Aujourd'hui, nous nous penchons sur l'histoire de la GT-R, de son origine à 1993.

Comme nous vous l'avons dit dans le deuxième épisode de ce numéro spécial, Nissan a débuté dans la course automobile avec Datsun, et a ensuite convergé avec l'histoire sportive de Prince, la firme acquise en 1966. Elle en a gardé deux lignes de produits, la Gloria et la Skyline. Cette deuxième berline avait déjà fait ses armes sportives dans le Grand Prix du Japon, comme nous vous l'avons dit, à la fois en 1964 et 1965, en créant la Skyline 2000 GT S54.


Après être passé entre les mains de Nissan, et après avoir remporté plusieurs succès sportifs avec la série R380 et ses successeurs, Nissan a décidé en 1969 de lancer une variante sportive vraiment sérieuse de la Skyline, en y appliquant toutes les connaissances sportives acquises avec les prototypes de la série R.

"Nissan S20 engine 002" par Tennen-Gas - Travail personnel. Sous licence CC BY-SA 3.0 via Wikimedia Commons.

Le facteur de différenciation le plus important est que Nissan a osé monter un dérivé du moteur de course créé pour la R380. Si vous vous souvenez, le moteur de course de la R380 était un bloc inspiré du G7 du Prince Gloria, avec six cylindres, mais il ne partageait pas un seul composant.
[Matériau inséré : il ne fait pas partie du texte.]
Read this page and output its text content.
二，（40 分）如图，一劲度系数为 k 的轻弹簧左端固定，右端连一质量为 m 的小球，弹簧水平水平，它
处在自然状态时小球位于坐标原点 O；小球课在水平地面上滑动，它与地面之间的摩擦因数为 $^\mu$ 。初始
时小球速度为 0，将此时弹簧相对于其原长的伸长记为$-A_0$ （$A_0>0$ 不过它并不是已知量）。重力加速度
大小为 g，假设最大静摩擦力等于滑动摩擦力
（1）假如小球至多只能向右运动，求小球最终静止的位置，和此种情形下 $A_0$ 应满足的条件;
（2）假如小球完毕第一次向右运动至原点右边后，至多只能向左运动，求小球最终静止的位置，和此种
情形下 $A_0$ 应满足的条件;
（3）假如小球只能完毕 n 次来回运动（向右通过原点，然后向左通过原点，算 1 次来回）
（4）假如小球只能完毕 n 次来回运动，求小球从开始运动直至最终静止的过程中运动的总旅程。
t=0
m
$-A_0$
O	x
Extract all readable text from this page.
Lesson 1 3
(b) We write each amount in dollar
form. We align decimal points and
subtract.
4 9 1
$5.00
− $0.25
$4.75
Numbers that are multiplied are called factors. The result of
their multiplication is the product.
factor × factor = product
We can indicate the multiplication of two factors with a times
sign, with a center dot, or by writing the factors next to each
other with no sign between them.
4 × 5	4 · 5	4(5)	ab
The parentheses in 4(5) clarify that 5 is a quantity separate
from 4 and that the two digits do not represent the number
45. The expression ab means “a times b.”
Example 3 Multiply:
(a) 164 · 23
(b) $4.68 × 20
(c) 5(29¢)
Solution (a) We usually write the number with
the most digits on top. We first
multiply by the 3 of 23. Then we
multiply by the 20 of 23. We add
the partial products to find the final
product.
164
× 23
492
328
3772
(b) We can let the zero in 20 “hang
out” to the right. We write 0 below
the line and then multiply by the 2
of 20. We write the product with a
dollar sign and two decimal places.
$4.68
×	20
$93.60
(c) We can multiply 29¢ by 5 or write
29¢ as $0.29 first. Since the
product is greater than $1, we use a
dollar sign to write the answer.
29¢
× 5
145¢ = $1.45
Il s'appelait GR8, avait un six en ligne, quatre soupapes par cylindre, deux arbres à cames en tête, une course courte, et développait 200 chevaux, avec un bloc en acier moulé et une culasse en aluminium.

À partir de ce GR8, Nissan a créé le S20, un moteur très similaire au moteur de course, qui a conservé le double arbre à cames en tête et quatre soupapes par cylindre, avec la même conception de chambre de combustion et la même culasse en alliage léger. Alimentée à l'origine par trois carburateurs Weber à double corps, la S20 développait 160 chevaux. En outre, peu de temps après sa commercialisation, il recevrait l'injection mécanique Lucas.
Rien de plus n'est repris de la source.